Frantoi’s vegetable Saganaki
We really love visiting Greece, and over the extended lockdown months we often enjoyed bringing the flavours of this extraordinary country to our table – it was our version of lockdown travel. This is our vegetarian adaptation of a traditional greek dish, which makes for a lovely summer dinner, accompanied with some bitter greens and some roast potatoes or toasted bread. Serves 4.
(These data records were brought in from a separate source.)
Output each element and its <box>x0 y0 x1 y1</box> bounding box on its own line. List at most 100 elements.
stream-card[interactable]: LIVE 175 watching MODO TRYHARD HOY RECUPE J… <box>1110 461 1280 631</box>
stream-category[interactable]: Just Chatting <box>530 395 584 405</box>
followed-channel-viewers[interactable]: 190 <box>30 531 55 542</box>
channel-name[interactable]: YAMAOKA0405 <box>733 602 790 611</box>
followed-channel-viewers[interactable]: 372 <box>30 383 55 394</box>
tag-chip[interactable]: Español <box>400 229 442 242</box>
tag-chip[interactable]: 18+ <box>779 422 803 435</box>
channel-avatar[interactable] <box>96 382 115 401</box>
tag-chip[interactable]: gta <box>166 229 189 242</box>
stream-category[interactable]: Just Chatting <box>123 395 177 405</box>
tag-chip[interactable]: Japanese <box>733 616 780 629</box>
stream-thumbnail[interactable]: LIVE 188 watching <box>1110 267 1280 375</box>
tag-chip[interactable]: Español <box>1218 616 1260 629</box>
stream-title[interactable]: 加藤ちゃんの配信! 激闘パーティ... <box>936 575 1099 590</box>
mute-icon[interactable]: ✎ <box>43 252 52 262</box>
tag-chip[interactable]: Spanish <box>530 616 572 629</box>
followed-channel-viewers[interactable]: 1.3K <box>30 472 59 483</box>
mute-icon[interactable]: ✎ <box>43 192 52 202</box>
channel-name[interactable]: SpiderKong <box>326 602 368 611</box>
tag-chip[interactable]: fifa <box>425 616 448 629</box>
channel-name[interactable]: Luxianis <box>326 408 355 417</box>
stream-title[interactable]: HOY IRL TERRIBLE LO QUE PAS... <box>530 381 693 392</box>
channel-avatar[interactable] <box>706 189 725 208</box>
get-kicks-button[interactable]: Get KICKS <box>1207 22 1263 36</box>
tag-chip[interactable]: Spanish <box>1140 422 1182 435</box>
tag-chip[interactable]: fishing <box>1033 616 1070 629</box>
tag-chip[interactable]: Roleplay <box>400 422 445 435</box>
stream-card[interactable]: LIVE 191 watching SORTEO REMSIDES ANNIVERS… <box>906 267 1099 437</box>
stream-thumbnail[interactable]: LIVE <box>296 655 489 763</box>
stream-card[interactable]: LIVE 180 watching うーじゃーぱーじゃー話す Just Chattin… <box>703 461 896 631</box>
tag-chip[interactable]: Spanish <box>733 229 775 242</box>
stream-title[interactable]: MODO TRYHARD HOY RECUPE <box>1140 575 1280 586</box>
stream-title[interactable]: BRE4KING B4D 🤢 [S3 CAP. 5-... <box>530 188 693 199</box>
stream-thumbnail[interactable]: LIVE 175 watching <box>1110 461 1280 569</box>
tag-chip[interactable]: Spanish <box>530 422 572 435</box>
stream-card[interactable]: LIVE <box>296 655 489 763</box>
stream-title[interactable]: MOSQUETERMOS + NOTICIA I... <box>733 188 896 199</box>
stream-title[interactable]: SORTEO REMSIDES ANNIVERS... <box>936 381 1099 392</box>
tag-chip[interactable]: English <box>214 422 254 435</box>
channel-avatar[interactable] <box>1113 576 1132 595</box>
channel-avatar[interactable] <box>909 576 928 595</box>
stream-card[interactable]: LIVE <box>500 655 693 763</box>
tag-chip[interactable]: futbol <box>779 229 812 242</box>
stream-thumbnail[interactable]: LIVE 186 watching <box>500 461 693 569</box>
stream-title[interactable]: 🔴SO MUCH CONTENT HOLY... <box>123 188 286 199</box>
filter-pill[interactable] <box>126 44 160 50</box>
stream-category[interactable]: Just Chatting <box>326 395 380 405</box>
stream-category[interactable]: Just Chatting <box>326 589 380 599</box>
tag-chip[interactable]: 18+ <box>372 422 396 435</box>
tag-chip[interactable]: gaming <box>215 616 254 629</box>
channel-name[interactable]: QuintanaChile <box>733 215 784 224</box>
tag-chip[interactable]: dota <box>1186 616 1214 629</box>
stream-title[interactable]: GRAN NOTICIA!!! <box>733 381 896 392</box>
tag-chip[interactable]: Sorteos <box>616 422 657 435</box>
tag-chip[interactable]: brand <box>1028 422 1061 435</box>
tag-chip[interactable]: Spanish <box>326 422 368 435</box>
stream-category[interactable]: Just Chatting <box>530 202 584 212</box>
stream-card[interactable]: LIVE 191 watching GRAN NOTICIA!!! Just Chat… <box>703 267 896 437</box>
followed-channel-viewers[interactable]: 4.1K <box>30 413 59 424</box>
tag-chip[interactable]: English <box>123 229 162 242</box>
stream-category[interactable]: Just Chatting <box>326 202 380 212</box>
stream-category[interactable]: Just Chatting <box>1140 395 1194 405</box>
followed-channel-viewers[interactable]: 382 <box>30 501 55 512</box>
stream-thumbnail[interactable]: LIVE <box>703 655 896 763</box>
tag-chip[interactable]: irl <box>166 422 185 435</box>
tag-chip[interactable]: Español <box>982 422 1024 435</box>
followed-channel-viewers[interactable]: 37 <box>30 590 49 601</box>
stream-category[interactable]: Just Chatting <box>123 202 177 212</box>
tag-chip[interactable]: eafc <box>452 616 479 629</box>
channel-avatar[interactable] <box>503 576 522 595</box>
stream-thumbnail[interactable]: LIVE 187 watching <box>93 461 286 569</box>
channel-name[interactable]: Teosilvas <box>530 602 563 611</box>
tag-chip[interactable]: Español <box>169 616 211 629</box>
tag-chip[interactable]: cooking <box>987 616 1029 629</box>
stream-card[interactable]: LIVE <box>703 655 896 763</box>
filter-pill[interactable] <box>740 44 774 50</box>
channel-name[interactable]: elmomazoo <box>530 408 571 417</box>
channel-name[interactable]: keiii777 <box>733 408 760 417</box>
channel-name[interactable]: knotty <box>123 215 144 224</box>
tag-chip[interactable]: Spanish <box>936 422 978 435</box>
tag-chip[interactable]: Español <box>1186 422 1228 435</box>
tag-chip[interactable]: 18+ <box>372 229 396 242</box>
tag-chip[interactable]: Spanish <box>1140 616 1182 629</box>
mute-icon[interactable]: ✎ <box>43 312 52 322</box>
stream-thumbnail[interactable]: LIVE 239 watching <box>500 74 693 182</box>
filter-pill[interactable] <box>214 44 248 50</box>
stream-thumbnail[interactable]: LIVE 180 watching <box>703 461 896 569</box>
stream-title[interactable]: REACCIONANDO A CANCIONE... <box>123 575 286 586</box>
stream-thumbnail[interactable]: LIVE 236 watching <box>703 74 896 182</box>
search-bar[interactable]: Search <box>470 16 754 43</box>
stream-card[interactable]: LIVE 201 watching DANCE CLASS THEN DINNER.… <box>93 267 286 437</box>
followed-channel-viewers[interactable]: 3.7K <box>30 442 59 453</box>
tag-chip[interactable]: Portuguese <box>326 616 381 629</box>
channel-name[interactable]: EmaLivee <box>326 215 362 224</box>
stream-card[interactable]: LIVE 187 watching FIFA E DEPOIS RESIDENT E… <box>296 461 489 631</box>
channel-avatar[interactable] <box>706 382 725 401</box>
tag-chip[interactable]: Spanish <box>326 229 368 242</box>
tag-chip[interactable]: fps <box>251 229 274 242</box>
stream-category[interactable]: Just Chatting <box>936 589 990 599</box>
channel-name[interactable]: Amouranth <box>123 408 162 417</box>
1 very large tomato (beefsteak/cuore di bue variety), sliced
1 fresh red tropea onion (or 4 spring onions), chopped
150g peppers (Anaheim variety if you can find it, otherwise bellpeppers will do), chopped
300g chicory or other green leaves
250g feta cheese
a few sprigs of fresh oregano and dill
In an earthenware pot pour a bit of EVOO, then layout the sliced tomatoes, salt gently, add a couple of sprigs of fresh oregano, and a bit more EVOO over the tomatoes. Leave to marinade while you prepare the other ingredients.
Cook the chopped chicory in salted boiling water, until soft. Then drain and squeeze the water our of it.
Very gently fry the onion and peppers in EVOO for 10 minutes until soft. Take care not to burn the onions.
You can now layer the rest of the dish: put the onion and peppers over the tomatoes, then the cooked greens, finally the feta, sliced. Add a little dill and a some EVOO on top.
Put the dish under the grill for about 15 minutes. Pour some EVOO on the top immediately before serving.